When the story begins, Tim frequently berates himself for actions such as daydreaming or lying, actions that he considers sinful. He notes in church that God can punish anyone he wants to punish, and for this reason Tim fears that God will punish Sam by letting him die in the war. As the story progresses, Tim's worries about God lessen and he begins to worry more about practical matters like the mechanics of the tavern, or how to escape the cow-boys. This practicality is shown clearly right after Sam has been taken away as a cattle thief, when Mother wants to pray and Tim simply wants to collect the dead cow before someone else takes it away. At Sam's death, Tim tries to pray, but is unable to, and the idea of prayer falls out of his mind when he sees his brother drawn up the hill and shot. Once the urgency of the war has ended and time has passed, Tim looks back on his life and speaks of the happiness he has been granted "with work and God's will," a sentiment that suggests he has regained his religious conviction. However, he says it with a subtle deliberation of phrase, as if to suggest that he decided to practice religion but did not have much use for it after its uselessness in the war. The ending leaves us to wonder whether Tim believes that God has given him, but not Sam, a good long life, or whether he believes that he and Sam simply created their own endings.
Thematically speaking, is there a reason why Sam has to die and Tim has to live?
In terms of the novel's project, it is necessary that Sam become one of the war's victims in order to show that the war can swallow up even its most dashing and bold participants for the most inane reasons.
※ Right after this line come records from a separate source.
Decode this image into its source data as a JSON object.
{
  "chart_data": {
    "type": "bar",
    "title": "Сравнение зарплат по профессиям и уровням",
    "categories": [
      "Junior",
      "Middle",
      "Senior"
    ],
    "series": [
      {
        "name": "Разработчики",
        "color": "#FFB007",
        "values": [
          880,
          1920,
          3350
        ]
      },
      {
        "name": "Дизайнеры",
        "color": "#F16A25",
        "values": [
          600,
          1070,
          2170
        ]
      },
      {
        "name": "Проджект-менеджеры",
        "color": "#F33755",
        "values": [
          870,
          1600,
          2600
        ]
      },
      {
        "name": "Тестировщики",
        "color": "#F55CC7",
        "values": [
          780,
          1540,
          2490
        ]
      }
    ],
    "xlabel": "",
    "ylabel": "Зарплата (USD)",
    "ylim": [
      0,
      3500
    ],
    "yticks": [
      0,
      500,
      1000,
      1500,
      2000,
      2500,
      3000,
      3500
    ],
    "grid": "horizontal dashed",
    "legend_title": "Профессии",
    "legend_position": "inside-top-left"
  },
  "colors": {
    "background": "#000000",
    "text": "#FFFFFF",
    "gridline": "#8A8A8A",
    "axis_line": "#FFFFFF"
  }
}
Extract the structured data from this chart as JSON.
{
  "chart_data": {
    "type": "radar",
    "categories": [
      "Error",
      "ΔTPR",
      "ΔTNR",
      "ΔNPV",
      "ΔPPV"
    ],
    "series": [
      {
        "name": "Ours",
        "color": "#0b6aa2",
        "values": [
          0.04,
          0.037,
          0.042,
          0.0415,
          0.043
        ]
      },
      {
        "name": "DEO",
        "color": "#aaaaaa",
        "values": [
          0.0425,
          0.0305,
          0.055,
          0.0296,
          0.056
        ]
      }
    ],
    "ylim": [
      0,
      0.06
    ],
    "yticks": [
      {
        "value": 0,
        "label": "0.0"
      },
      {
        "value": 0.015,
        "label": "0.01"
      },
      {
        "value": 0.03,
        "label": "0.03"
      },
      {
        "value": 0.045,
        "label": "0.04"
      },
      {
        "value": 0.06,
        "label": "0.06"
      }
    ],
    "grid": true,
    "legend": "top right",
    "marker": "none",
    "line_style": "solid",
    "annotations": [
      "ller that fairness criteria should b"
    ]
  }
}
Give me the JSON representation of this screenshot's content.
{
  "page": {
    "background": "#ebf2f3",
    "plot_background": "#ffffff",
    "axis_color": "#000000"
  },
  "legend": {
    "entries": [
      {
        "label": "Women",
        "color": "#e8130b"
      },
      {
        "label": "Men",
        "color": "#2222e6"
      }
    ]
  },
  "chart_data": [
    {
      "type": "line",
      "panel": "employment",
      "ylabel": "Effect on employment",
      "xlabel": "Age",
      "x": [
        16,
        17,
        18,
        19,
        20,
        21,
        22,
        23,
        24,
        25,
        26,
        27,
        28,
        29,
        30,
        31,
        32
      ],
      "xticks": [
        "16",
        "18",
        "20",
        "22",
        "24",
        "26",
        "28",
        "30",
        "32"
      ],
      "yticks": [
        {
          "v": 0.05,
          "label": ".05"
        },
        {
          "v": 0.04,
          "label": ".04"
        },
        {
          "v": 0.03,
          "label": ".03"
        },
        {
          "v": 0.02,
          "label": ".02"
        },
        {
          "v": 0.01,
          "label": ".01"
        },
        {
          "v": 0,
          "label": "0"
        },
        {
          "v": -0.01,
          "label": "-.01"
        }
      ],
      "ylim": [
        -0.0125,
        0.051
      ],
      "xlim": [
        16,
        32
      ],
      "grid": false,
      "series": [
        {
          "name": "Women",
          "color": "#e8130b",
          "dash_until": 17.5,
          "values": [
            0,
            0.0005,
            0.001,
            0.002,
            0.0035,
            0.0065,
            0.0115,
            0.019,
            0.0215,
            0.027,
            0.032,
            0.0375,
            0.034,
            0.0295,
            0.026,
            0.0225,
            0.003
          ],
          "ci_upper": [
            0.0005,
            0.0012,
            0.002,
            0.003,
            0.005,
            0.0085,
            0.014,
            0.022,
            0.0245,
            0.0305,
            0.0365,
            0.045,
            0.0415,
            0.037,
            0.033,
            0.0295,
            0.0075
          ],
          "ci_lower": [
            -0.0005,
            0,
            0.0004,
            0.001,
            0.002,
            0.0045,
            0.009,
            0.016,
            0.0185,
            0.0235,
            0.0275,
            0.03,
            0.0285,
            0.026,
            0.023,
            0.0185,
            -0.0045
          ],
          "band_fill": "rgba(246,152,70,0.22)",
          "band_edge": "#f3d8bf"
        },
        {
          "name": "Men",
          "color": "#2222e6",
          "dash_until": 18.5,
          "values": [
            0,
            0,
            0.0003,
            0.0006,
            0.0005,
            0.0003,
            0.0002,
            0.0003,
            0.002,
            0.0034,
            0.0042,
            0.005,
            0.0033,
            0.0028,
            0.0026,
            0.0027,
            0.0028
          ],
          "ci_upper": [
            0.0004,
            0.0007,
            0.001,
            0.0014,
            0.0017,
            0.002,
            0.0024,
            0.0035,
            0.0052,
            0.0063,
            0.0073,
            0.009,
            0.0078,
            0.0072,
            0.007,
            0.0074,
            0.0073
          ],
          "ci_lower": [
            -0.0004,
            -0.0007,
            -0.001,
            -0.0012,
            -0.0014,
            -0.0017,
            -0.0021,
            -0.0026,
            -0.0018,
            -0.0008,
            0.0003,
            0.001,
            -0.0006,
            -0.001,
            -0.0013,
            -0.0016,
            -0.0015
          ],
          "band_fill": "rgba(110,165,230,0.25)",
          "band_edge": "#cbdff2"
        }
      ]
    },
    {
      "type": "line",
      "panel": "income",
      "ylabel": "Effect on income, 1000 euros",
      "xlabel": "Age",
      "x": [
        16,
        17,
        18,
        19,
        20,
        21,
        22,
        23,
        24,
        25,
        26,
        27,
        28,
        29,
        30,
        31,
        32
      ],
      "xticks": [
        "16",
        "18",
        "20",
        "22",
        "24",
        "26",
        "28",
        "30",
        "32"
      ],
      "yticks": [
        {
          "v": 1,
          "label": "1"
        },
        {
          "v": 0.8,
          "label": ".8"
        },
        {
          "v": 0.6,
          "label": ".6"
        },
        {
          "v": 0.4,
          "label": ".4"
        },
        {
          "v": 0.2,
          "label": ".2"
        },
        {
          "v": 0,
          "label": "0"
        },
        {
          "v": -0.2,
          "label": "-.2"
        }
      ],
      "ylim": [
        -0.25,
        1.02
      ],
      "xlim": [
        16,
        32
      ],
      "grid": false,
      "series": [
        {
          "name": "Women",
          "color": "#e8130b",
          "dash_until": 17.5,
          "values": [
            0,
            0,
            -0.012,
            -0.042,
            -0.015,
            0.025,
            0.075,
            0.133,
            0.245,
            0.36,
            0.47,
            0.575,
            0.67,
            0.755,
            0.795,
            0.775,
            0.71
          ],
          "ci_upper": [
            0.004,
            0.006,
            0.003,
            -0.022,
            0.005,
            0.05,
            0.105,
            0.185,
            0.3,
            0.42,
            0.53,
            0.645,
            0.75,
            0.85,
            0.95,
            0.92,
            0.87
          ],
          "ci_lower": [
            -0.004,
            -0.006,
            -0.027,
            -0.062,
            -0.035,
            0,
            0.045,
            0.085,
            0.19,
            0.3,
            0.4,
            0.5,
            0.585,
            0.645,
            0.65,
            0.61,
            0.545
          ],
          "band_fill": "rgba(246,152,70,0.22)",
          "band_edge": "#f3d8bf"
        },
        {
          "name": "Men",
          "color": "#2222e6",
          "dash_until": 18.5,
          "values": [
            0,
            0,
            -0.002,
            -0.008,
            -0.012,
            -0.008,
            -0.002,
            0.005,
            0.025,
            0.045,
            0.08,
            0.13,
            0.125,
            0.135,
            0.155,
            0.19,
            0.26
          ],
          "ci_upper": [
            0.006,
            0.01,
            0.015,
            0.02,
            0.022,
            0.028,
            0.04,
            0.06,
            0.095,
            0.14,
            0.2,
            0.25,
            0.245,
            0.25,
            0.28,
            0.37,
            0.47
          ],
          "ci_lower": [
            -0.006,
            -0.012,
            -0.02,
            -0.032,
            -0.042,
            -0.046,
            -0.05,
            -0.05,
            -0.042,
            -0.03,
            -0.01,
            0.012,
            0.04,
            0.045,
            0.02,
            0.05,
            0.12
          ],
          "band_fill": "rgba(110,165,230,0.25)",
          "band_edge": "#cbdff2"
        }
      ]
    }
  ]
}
Sam's death also shows the futility of glory. We assume that Sam fought with valor and strength, but we see that he dies in the least glorious way possible. Tim, the admirer and onlooker, has assumed the role of recorder of facts and impressions, and must act in relatively safe ways in order to provide a foil for the more extreme hero, Sam. Like Ishmael in Moby Dick, or Nick in The Great Gatsby, the narrator lives on the outskirts of the action and lets the hero take center stage.
What is Tim's ultimate take on the war? Does he ever decide which side has his loyalty?
By the moment of Sam's death and the end of the story, it seems that the British side has offended Tim the least. Although Tim vomits as he watches them lop off Ned's head and take away Jerry, his run-ins with the Rebel army affect him in the most profound ways, since they take away his father and his brother. By the end of the novel, Tim has ceased to expect anything from either army and he draws into himself, realizing that both sides will commit crimes of hatred and desperation in order to gain on the other. When we see Tim at age sixty-four, he feels pride at living in a free country, but he also seems to value the quiet life he lived in prewar America. In a way, independence has affected Tim very little, other than having taken away so many of his loved ones. Tim is perhaps not loyal to either the British or the Americans; rather, he is deeply loyal to safety and tradition, and to Sam. His only political conviction is the hope for peaceful isolation.